Pourquoi cette prééminence des images chez Obama ? Pour s’adapter aux usages des jeunes, cible de ce Tumblr ? Explication circulaire … qui n’explique pas ce qu’un nombre croissant de professionnels d’Internet constatent, à savoir la viralité supérieure d’un format censément plus pauvre et moins moderne, l’image, par rapport à la vidéo ; ou en tout cas le caractère indispensable de l’image dans une stratégie en ligne. Je lisais ainsi récemment sous la plume de Virginie Berger, spécialiste de la communication numérique dans le monde de la musique, dans un billet à propos des bonnes pratiques sur Facebook : « Utilisez des photos. Les posts qui en plus intègrent une photo ont une interaction de plus de 39% par rapport à ceux qui n’en utilisent pas. Soyez prudent avec les vidéos. Les vidéos reçoivent moins de likes, partages et commentaires que la moyenne ». Ou encore ailleurs au sujet de Twitter : « tweeting without ever including a picture is becoming increasingly difficult to avoid » (Social Media Today, 5 Reasons Why Your Business Needs Pictures When Tweeting ».

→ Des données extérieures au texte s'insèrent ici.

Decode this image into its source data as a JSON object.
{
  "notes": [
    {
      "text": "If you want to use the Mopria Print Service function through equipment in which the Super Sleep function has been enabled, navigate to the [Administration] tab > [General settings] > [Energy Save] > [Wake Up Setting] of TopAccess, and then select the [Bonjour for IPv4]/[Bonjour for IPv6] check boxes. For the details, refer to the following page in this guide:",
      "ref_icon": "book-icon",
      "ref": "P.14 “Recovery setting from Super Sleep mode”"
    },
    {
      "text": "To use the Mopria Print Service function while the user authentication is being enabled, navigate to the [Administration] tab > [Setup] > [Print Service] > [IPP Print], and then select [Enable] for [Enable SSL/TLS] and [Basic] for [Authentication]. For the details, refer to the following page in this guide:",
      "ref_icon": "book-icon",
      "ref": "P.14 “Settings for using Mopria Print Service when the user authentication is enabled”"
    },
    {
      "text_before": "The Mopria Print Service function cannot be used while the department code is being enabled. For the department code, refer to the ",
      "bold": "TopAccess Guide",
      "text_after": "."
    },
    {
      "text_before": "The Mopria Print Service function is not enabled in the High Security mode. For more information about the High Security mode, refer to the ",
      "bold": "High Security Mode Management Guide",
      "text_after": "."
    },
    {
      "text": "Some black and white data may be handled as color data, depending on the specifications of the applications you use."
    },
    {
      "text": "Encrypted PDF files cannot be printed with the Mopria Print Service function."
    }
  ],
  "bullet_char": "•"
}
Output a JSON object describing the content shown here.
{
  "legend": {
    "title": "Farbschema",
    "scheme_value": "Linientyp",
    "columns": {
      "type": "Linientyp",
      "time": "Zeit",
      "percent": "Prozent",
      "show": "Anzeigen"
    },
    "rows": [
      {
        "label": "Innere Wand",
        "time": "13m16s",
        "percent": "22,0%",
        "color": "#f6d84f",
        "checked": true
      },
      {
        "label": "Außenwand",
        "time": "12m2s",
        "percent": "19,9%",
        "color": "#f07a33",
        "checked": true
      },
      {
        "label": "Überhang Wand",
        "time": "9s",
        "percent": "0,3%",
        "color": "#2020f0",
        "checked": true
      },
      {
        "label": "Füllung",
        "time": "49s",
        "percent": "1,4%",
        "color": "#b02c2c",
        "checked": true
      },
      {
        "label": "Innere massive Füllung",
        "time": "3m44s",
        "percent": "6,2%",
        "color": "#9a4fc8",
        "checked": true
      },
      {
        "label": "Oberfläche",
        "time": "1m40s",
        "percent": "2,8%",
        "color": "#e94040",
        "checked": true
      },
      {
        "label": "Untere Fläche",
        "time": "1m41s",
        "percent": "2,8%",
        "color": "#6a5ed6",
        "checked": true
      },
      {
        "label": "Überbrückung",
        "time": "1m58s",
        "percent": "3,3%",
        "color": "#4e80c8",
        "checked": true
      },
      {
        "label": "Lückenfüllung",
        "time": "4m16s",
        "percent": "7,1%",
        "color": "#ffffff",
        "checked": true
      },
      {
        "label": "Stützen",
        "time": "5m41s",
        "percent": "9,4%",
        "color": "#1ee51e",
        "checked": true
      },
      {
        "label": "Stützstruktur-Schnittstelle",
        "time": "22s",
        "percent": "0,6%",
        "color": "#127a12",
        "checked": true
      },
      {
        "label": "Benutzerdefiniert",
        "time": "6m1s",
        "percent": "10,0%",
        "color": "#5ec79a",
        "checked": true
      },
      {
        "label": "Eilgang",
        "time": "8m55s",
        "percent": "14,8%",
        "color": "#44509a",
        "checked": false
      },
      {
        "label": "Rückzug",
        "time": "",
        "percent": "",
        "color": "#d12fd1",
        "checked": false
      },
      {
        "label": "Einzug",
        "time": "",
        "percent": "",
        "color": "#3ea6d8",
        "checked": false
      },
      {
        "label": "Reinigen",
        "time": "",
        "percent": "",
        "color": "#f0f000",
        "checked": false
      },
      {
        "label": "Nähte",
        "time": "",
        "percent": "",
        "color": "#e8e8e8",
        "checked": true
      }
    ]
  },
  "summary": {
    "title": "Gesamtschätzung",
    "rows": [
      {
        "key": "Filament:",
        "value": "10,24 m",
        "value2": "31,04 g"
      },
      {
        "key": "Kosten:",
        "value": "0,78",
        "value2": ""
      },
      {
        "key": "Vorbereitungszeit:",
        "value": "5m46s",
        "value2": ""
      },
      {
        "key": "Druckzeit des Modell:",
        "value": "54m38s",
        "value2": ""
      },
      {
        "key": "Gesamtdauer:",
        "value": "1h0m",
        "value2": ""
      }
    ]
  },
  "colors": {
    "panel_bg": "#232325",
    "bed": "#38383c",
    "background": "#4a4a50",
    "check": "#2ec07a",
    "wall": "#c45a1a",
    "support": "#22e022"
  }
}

Quels sont les atouts de l’image – fixe ou animée – qui la distinguent de la vidéo ? Postulons qu’il existe deux grands types de médias, synchroniques et diachroniques. J’appelle médias synchroniques ceux dont on peut appréhender le contenu dans l’instant, d’un coup d’œil. Cela ne veut pas dire que l’on va épuiser tout leur sens en quelques secondes, mais que l’on peut très rapidement saisir de quoi il retourne. J’appelle a contrario médias diachroniques ceux qui nécessitent un temps long (à l’échelle du web, de quelques minutes par exemple) et incompressible pour être appréhendés. Une photo, une animation GIF, une dataviz, un raisonnement écrit entrent clairement dans la première catégorie ; une vidéo ou un texte fictionnel dans la seconde. Autant on peut en quelques secondes, par un regard « en diagonale », se faire une idée du contenu d’une infographie ou d’un raisonnement structuré, autant un texte non structuré, un enregistrement sonore ou une vidéo nécessitent une allocation de ressources attentionnelles non négligeable, et quelques minutes incompressibles à y consacrer (sauf à tenter de comprendre une vidéo en avance rapide).
Ce clivage est fondamental. Parce que l’Internet actuel est de plus en plus un réseau de l’instantané et du fractionné, où une notification chasse l’autre et où l’attention (déjà réduite de 40% en dix ans, à en croire des chiffres récemment publiés) est une ressource extrêmement sollicitée. Les réseaux sociaux conditionnent une navigation en ligne où l’on papillonne, glisse sur une multitude de contenus, sans avoir le temps (ni l’envie) de se plonger dans chacun d’entre eux. De manière significative, un lien peut ainsi être abondamment tweeté et retweeté … sans pour autant être cliqué, et donc réellement consulté (voir l’étude de Hubspot à ce sujet). Afficher une image insérée dans un tweet prend une fraction de seconde. Mais aurez-vous le temps et la volonté de dépenser 2 précieuses minutes pour regarder la vidéo du tweet suivant, sauf si elle porte une promesse réellement motivante (bande-annonce d’un film attendu, vidéo présentée comme particulièrement drôle …) ?
Argument connexe, les images sont des formats simples et plus robustes que les vidéos. Une image s’affiche simplement sur tout appareil, elle ne risque jamais, à la différence d’une vidéo, de « planter » pour un problème de lecteur Flash non mis à jour, ou parce que votre smartphone n’est pas compatible. En outre, cette simplicité permet et favorise détournements, reprises, modifications, toutes pratiques essentielles de l’actuelle culture web. Réaliser les mêmes opérations sur une vidéo nécessite une compétence technique (et là encore, une quantité de temps) bien supérieure.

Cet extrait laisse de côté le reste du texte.